У Стивена была деловая жилка. Он не только получал деньги за собственные грубости, еще он зарабатывал на скудное пропитание, пряча ключи от отцовской машины и требуя за них выкуп. Поутру отец, обнаружив пропажу, умолял его из-за двери:
– Стивен, пожалуйста, верни ключи… Я на работу опаздываю. Ты же знаешь, что со мной будет, если я опять опоздаю, – меня уволят. Мне начальник сказал.
Мать, явившись ему на подмогу, начинала бешено колотить в дверь:
– Стивен, открой! Открой немедленно, слышишь, черт бы тебя подрал! Ты что, хочешь, чтобы отец из-за тебя остался без работы и мы жили на улице?
– А мне насрать! Хотите свои вонючие ключи – гоните двадцать баксов!
– Ладно, ладно, – хныкал отец, а Стивен приказывал:
– Подсунь бабки под дверь!
Отец послушно совал деньги, дверь резко открывалась, и ключи летели ему в лицо.
– Спасибо, жиртрест! – орал Стивен и захлопывал дверь.
В школе Стивен каждую неделю хвастался перед нами толстенькими пачками купюр и щедро угощал нас мороженым. Ему, как любому законодателю моды, пытались подражать, но обычно безуспешно: насколько я знаю, мой приятель Льюис попробовал было добыть денег, обругав отца, но получил в виде платы две оглушительные пощечины и забыл об этом и думать. Так что я, возвращаясь в Монклер, страшно гордился своими садовничьими заработками: теперь я тоже мог угощать одноклассников мороженым и красоваться перед ними.

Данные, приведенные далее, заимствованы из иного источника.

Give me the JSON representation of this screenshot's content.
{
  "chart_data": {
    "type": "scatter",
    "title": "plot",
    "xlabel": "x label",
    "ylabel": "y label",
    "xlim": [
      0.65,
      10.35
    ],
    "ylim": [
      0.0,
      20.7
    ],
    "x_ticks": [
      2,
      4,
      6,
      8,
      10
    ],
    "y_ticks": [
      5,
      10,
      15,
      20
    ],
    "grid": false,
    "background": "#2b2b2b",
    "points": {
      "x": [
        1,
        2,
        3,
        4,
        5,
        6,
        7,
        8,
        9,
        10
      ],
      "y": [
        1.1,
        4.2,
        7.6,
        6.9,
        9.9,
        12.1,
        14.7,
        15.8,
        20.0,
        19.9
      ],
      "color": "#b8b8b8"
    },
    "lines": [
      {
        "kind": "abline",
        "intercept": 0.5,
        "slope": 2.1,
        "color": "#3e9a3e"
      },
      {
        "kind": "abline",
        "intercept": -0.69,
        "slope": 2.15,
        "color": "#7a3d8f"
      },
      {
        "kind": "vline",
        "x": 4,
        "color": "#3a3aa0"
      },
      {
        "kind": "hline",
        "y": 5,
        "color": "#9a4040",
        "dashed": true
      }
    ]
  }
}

Бунс вечно жмотился мне платить. Завидев меня, уже заранее начинал ворчать, что не даст мне ни копейки, что Гиллель с Вуди и так слишком дорого ему обходятся, но кузены всегда делились со мной дневной выручкой. Мы любили Бунса, хоть он только и делал, что брюзжал. Называл нас “мои мелкие засранцы”, а мы его прозвали Скунсом, из-за запаха. Он был редкостный грубиян, и всякий раз, как мы коверкали его имя, осыпал нас целым ворохом проклятий – к величайшему нашему удовольствию:
– Меня зовут Бунс! Бунс! Так сложно запомнить? Шайка мелких засранцев! Бунс, первая буква Б! Как в слове “бардак”! Или “брехать”!
В феврале 1992 года Билл Клинтон, несмотря на неудачу на праймериз в Нью-Гэмпшире, оставался серьезным кандидатом от демократов. Мы раздобыли стикеры в его поддержку и расклеили их на почтовых ящиках, на бамперах клиентов Бунса и на его грузовичке. В ту весну по всей Америке прокатились волнения: суд оправдал полицейских, обвиняемых в зверском избиении чернокожего парня, за которым они гнались; видео мордобоя, заснятое одним из зевак, потрясло всю страну. Так началось дело, известное всему миру как “дело Родни Кинга”.
– Чего-то я не понял, – сказал Вуди с набитым ртом. – Что такое “отвод”?
– Вуди, дорогой, проглоти сначала, – ласково упрекнула его тетя Анита.
Гиллель пустился в объяснения:
– Прокурор говорит, что присяжные были пристрастны и их нужно заменить. Всех или некоторых. Вот это и значит “отвод”.
– А почему? – спросил Вуди, срочно проглотив свой кусок, чтобы не упустить ни слова.
– Потому что они чернокожие. А Родни Кинг тоже чернокожий. Прокурор сказал, что если в жюри одни черные, их приговор не будет беспристрастным. Ну и потребовал отвода присяжных.
– Да, но если так рассуждать, то жюри, состоящее из белых, будет на стороне копов!
– Именно! В том-то и проблема. Белое жюри решило, что полицейские не виноваты, что отлупили черного парня. Потому все и возмущаются.
За столом у Гольдманов-из-Балтимора только и говорили, что о деле Кинга. Вуди с Гиллелем пристально следили за развитием событий. Дело это пробудило у Вуди интерес к политике, и, естественно, несколько месяцев спустя, осенью 1992 года, они с Гиллелем все выходные торчали на парковке супермаркета Оук-Парка, у стенда местного отделения Демократической партии, и агитировали за Билла Клинтона. А поскольку они были намного младше других активистов, их однажды даже заметила съемочная группа местного телевидения и взяла у обоих интервью.
– Почему ты голосуешь за демократов, малыш? – спросил журналист у Вуди.
– Потому что мой друг Гиллель говорит, что так надо.
Журналист в некотором замешательстве повернулся к Гиллелю:
– А ты, мой мальчик, ты считаешь, что Клинтон победит?
Ответ двенадцатилетнего мальчишки поверг его в ступор:
– Надо трезво смотреть на вещи. Это трудные выборы. Джордж Буш за время действия своего мандата одержал много побед, и еще несколько месяцев назад я бы отдал победу ему. Но сегодня страна переживает рецессию, уровень безработицы сильно вырос, и недавние волнения, связанные с делом Родни Кинга, не прибавили ему популярности.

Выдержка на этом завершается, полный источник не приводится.